上の図は39分10秒あたりの、バルサがソシエダのブロックを上手く崩せたシーンを再現したものです。
ボールの動きを全て表そうとするとどうしても図が見にくくなってしまうため、ボールの動きを表す線を省略したのはご了承ください。
ソシエダのブロックはコンパクトなブロックでしたが、サイドに張る選手、前線で駆け引きをする選手、ライン間にいる選手がいたことにより、上手く崩すことが出来ました。
こういう崩しが出来るというのはポジティブに捉えていいと思います。まあ、これをアウェーでも出来たら完璧ですが。
ソシエダはバルサのビルドアップ時、前からプレスをかけてきましたし、ソシエダもボールを握ろうとするタイプのチームですから、ショートカウンターをする機会は多くありました。
同じように前回のクラシコでもショートカウンターのチャンスはありましたが、上手く行きませんでした。
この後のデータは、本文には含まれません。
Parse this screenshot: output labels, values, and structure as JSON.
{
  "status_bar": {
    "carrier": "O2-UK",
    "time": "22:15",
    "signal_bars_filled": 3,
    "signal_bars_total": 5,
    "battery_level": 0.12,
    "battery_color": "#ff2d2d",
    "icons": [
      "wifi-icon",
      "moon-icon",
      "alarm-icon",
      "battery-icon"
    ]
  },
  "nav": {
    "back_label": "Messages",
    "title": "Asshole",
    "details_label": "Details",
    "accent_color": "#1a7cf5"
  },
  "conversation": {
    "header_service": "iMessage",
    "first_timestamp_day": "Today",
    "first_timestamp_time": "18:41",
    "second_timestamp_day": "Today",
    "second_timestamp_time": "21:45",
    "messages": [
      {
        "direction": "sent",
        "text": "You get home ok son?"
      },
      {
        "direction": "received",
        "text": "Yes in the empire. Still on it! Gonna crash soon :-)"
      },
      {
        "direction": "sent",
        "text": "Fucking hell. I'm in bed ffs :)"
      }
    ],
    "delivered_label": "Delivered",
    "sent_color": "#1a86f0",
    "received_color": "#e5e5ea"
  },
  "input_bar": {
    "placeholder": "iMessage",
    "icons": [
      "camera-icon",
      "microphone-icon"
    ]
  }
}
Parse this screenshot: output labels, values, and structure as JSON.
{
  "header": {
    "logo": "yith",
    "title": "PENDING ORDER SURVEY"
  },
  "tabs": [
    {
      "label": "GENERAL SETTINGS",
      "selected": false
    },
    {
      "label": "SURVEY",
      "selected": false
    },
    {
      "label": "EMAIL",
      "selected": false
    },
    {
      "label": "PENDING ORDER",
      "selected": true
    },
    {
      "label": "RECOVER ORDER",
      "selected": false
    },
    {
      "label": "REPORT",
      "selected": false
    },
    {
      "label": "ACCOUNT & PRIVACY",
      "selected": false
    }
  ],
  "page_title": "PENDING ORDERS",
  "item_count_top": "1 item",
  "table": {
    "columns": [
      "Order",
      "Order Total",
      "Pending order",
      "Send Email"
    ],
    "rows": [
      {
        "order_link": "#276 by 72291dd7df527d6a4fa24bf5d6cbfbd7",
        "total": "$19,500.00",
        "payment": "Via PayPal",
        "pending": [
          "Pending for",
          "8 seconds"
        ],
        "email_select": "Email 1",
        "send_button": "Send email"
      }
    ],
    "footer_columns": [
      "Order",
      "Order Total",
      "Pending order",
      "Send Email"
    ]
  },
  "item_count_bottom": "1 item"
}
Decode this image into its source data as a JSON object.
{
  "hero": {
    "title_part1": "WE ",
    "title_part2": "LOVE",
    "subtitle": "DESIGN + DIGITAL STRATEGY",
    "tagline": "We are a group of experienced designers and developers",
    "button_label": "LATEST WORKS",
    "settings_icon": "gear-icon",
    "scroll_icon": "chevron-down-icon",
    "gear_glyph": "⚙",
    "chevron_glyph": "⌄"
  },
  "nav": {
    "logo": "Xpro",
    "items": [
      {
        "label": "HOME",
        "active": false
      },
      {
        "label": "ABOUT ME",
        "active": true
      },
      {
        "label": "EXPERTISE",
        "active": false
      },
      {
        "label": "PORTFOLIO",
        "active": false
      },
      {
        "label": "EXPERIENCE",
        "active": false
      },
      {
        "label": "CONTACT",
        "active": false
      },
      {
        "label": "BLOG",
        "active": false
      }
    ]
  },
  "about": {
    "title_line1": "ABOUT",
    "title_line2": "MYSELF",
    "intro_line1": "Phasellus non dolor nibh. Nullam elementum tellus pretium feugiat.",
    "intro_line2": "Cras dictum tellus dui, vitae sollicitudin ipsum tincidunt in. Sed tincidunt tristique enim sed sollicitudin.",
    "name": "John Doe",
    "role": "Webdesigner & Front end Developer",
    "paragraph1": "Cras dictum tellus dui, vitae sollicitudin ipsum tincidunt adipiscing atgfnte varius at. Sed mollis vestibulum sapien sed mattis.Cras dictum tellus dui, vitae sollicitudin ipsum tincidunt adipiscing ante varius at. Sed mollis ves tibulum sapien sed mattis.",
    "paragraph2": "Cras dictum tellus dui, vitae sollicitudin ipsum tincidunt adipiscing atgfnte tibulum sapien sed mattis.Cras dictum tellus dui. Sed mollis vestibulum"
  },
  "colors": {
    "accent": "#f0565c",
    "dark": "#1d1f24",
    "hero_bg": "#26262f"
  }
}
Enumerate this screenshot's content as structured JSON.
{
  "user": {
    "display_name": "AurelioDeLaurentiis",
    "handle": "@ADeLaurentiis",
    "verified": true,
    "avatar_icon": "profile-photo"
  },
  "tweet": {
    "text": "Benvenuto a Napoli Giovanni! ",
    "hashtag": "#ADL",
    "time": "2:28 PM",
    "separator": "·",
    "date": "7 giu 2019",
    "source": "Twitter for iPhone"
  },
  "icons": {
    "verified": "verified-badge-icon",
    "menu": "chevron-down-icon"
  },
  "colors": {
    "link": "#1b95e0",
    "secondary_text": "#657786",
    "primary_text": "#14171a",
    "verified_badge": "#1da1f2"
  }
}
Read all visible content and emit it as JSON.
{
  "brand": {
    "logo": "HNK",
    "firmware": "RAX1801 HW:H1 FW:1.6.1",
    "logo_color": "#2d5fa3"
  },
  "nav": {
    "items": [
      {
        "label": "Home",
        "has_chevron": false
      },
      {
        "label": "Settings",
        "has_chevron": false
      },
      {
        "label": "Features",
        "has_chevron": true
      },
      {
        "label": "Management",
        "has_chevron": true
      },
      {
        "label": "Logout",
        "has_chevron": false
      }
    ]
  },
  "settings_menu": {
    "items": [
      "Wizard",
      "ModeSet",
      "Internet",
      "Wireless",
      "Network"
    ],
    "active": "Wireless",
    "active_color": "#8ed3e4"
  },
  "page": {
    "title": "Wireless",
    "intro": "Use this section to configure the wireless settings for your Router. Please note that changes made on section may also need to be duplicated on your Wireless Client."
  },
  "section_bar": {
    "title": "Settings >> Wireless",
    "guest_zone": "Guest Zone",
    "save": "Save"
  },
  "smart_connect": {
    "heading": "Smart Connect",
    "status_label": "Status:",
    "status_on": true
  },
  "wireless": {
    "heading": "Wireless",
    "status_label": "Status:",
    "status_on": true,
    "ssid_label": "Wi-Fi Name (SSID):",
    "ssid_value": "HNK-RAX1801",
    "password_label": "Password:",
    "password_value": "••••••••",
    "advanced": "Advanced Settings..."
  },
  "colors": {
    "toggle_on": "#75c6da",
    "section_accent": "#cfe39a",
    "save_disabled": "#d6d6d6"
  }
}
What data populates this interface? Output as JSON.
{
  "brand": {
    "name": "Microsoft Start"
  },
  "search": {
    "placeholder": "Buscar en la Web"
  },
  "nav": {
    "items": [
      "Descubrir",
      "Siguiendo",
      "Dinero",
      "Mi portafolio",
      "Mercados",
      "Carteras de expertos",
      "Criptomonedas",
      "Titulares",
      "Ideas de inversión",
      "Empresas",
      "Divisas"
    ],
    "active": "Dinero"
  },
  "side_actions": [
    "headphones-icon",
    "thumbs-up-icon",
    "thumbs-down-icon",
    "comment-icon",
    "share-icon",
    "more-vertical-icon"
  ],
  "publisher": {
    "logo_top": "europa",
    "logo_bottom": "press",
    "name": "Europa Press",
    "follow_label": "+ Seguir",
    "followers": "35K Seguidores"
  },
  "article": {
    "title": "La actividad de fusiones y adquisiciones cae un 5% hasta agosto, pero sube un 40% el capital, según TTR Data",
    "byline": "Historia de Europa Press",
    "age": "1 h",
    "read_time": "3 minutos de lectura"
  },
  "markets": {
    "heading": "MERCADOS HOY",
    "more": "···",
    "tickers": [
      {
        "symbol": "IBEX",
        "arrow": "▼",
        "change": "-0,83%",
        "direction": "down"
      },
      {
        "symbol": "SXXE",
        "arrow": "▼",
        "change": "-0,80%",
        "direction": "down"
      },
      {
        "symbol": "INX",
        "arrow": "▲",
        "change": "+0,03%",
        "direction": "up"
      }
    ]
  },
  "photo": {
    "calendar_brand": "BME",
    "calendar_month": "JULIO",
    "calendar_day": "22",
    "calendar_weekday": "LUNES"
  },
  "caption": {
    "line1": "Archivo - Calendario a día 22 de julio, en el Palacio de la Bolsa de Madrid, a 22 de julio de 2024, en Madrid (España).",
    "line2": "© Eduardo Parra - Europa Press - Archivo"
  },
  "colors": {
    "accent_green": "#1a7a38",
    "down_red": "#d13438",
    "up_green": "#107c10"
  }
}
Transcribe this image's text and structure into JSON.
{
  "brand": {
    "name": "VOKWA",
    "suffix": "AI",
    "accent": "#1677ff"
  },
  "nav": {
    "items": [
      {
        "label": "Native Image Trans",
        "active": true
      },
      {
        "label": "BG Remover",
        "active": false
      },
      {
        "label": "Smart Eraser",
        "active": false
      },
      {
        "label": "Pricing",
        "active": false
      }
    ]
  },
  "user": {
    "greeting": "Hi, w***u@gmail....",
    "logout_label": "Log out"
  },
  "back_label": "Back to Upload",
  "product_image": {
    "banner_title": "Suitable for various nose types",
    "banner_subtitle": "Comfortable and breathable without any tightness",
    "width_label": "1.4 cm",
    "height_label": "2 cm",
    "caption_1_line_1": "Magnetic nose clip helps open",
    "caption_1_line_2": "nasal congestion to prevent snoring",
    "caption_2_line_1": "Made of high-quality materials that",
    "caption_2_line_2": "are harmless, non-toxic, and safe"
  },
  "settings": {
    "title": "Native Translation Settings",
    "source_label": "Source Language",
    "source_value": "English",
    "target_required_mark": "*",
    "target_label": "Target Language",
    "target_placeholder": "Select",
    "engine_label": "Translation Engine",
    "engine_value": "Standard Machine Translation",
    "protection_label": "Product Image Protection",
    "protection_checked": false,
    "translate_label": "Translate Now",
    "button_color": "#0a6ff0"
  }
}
しかし、今節は上手くショートカウンターをすることが出来ました。
なぜなのでしょうか?
それは、ブライスワイトが左のサイドに張れていたからです。
では、実際にブライスワイトの立ち位置が活かされてるシーンを見てみましょう。
これは37分45秒あたりで、ソシエダのプレスを上手く交わしてからのショートカウンターのシーンを再現したものです。
このシーンは結局、ブライスワイトが縦に突っ走って相手を抜くも強いシュートが打てずキーパーに取られてしまいましたが、シュートまでの流れはすごく良かったです。
このように、ブライスワイトが左のサイドで張っていたことでチャンスを作り出すことが出来ました。
このシーンではブライスワイトが起点となりましたが、右サイドにはセメドがそこそこ高い位置で張っていたのでセメドを起点にすることも可能でした。
・ソシエダのボール保持時
ビルドアップ
ソシエダはビルドアップでGKにボールを預けた時はこのような4-3-3の布陣でビルドアップしようとしていました。
このようなソシエダのビルドアップの形に対して、マンマークでボールを進ませないようにしました。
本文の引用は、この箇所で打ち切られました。